Я снималась в двух сценах. Что еще там было – я не знаю. В первой сцене я иду через вращающуюся дверь. Ну знаете, по кругу в стеклянной вращающейся двери, и когда я захожу, одновременно со мной выходит кто-то, кого я знаю, но, судя по всему, очень давно не видела, потому что узнавание я играла с шокированным выражением, и другой человек тоже видит меня и отвечает равно шокированным выражением – предполагается, что раньше мы были очень близки, но уже тысячу лет не пересекались, и эта встреча – чистая случайность. И вместо того, чтобы войти, я иду в двери по кругу за этим человеком, который тоже следует в дверях за мной, и мы так кружимся в дверях несколько кругов.
– Вопрос.
– Актер был мужчина. Не из постоянной труппы Джима. Но персонаж, которого я узнаю в дверях, – эпицен.
– Вопрос.
– Гермафродит. Андрогин. Очевидных признаков того, что персонаж – мужчина, не было. Уверена, вы можете Идентифицироваться.

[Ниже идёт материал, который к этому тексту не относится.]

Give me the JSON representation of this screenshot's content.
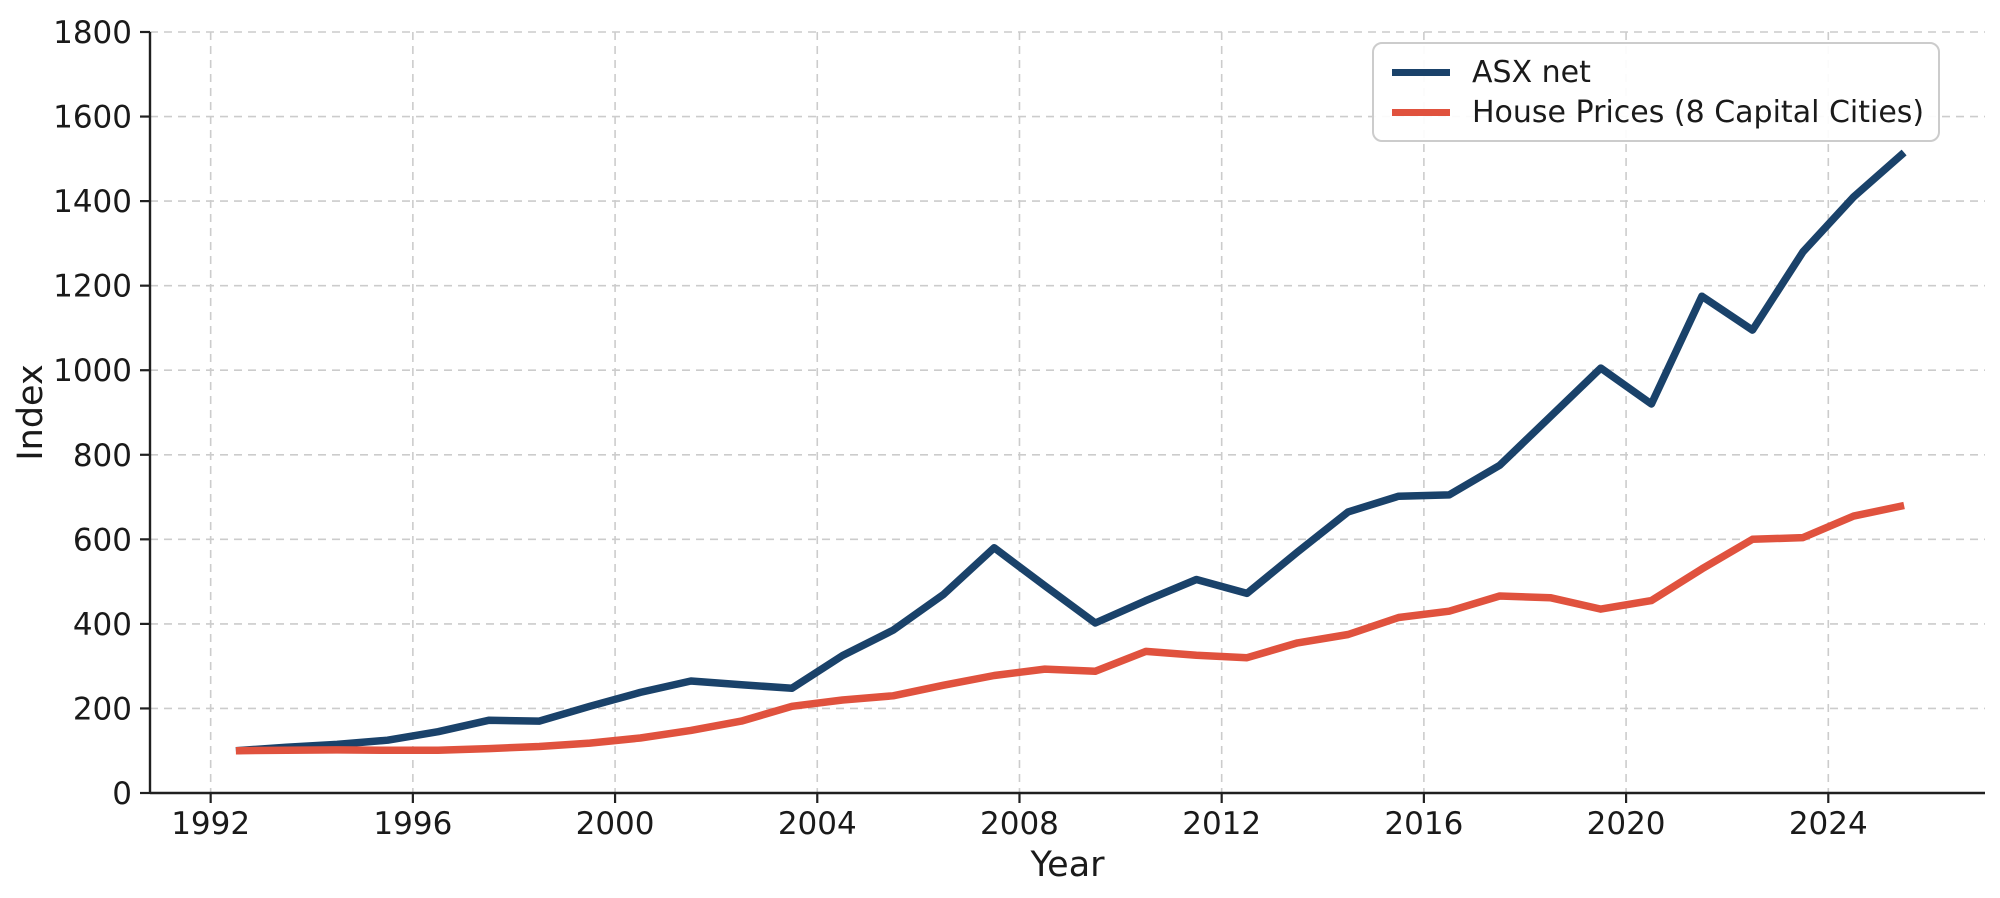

В другой сцене камеру прикрутили то ли в коляске, то ли в люльке. На мне было невероятное белое платье в пол из какого-то легчайшего материала, и я склонялась над камерой в колыбельке и просто извинялась.
– Вопрос.
– Извинялась. То есть все мои реплики были разного рода извинениями. «Мне жаль. Мне так ужасно жаль. Мне так, так жаль. Пожалуйста, пойми, что мне очень, очень, очень жаль». И так очень долго. Сомневаюсь, что он использовал весь материал целиком, – очень сомневаюсь, что использовал целиком, – но, в общем, мы отсняли как минимум двадцать минут пермутаций «Мне жаль».
– Вопрос.
– Не совсем. Не совсем в вуали.
– Вопрос.
– Точка зрения была из колыбельки, да. Взгляд из кроватки. Но под изюминкой сцены я имела в виду не это. На камере был объектив с каким-то, как говорил Джим, кажется, автодрожанием. Синдром пляшущих глаз, что-то такое. Шаровой шарнир на байонете, из-за которого объектив слегка дрожал. Припоминаю, шарнир издавал странное, едва слышное жужжание.
– Вопрос.
– Байонет – это крепление. Байонет – место, куда устанавливают компоненты объектива. Колыбельный объектив торчал куда дальше традиционных объективов, но при этом по ширине куда меньше катадиоптрических. Больше похож на глаза-стебли или прибор ночного видения, чем, собственно, на объектив. Длинный, тощий и торчащий, с легким дрожанием. Я мало что понимаю в объективах, кроме каких-то базовых аспектов вроде расстояния и светочувствительности. Объективы были сильной стороной Джима. Вряд ли для вас это новость. У него их всегда был полный кофр. Объективу и свету он всегда уделял больше внимания, чем собственно камере. Его второй сын носил их в специальном кофре. Лит – за камеры, а сын – за объективы. Объективы, говорил Джим, были тем, что он мог привнести в это предприятие. Кинопроизводства. Он лично. Он изобретал их сам.
– Вопрос.
– Ну, я не то что бы провожу с ними много времени. Но знаю, что у них странное и дрожащее зрение, якобы. Кажется, чем они новорожденней, тем сильнее дрожание. Плюс, наверное, молочная размытость. Неонатальный нистагм. Не знаю, откуда я взяла этот термин. Не помню. Может, от Джима. Может, от его сына. Все, что лично я знаю о детях, можно уместить. может, это был астигматический объектив. Вряд ли есть сомнения, что объектив должен был воссоздать поле видимости младенца. В этом, чувствовалось, и заключалась изюминка сцены. Мое лицо не имело значения. Было ясно, что этот объектив не запечатлеет его реалистично.